Prima delle parole di Ricci che fanno tramontare definitivamente l’idea, erano già arrivate diverse defezioni singole. Ad iniziare da quella di Antonio Decaro, sindaco di Bari e presidente dell’Anci, rieletto alla guida del capoluogo pugliese con il 65% dei voti: “Bari è la mia città. La città dove sono nato. La città che ho promesso di amministrare. La città che otto anni fa mi ha messo una fascia tricolore sulle spalle. E non posso tradirla. Perché con questa città ho un patto da onorare”, ha scritto su Facebook. “‘Dovresti andare a dare una mano a Roma’ – ha aggiunto il primo cittadino – In questi giorni in tanti me lo hanno detto”. E ha concluso: “Cittadini, amici, il partito.

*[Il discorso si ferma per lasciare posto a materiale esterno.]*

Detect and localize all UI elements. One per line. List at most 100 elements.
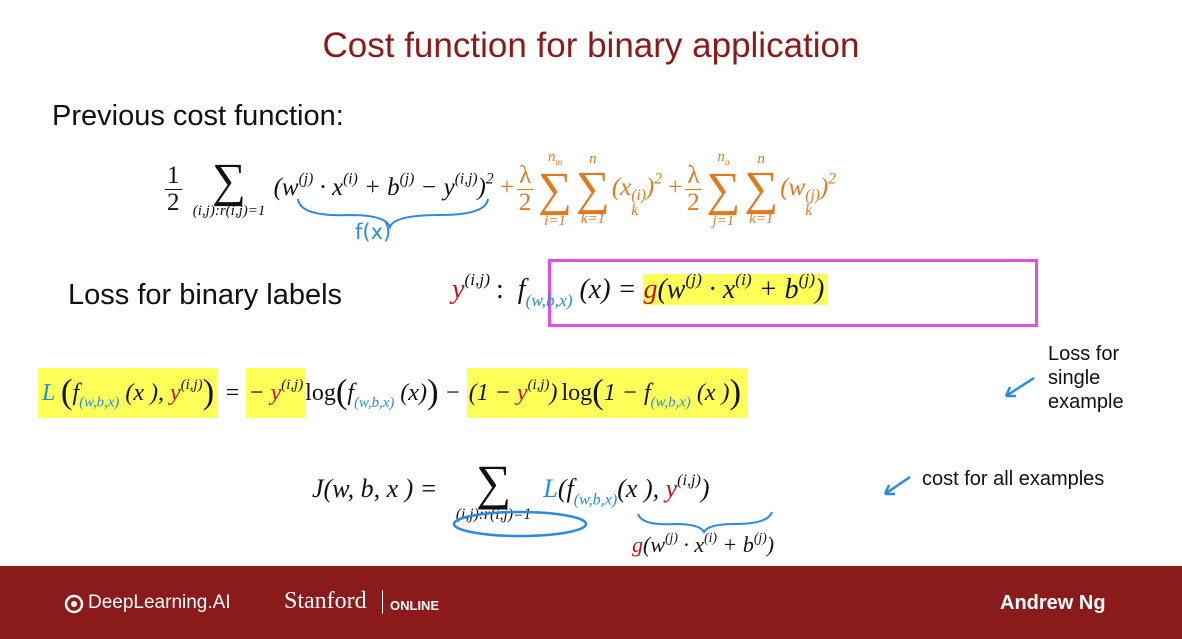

Lo ammetto, ci ho pensato. Perché credo che chi fa politica debba impegnarsi in prima persona. Sempre. Qui a Bari, come in nessun altro posto nel mondo, io sono felice”.

Motivazioni simili per Luca Vecchi, che amministra Reggio Emilia: “È la mia città e io continuo a fare il sindaco. Lo avevo già dichiarato a più riprese nei giorni e nelle settimane scorse, ma visto le numerose sollecitazioni credo sia opportuno ribadirlo. Non credo sia giusto dimettersi dalla carica di sindaco per rendersi disponibile alla candidatura al Parlamento”, ha scritto sui social. “Non è solo una scelta politica la mia, è una scelta etica. Io sono fatto così. Grazie a tutti. Grazie davvero per le tante richieste di candidatura”. Per Vecchi “dimettersi, lasciare la città senza sindaco in pochi giorni, non credo sia responsabile verso la giunta, verso l’intero Consiglio comunale (comprese le minoranze) verso l’amministrazione, ma soprattutto verso la mia città. La decadenza di tutti gli organi determinerebbe con ogni probabilità il commissariamento del Comune per molti mesi”.

Martedì si era già sfilato un altro esponente dem, Matteo Biffoni, sindaco di Prato: “Amo la mia città e voglio rimanere a fare il sindaco. Sono sempre stato a disposizione della mia comunità e ringrazio i tanti che anche in questi giorni mi hanno chiamato, scritto, incontrato, dimostrandomi ancora una volta fiducia e stima. Non ho nessuna intenzione di candidarmi in Parlamento”. Il primo cittadino e presidente di Anci Toscana aveva quindi aggiunto: “Non me la sento di lasciare la città ora perché ho un impegno con la mia comunità e molto ancora da fare e perché questo è il mestiere più appassionante che io possa svolgere”.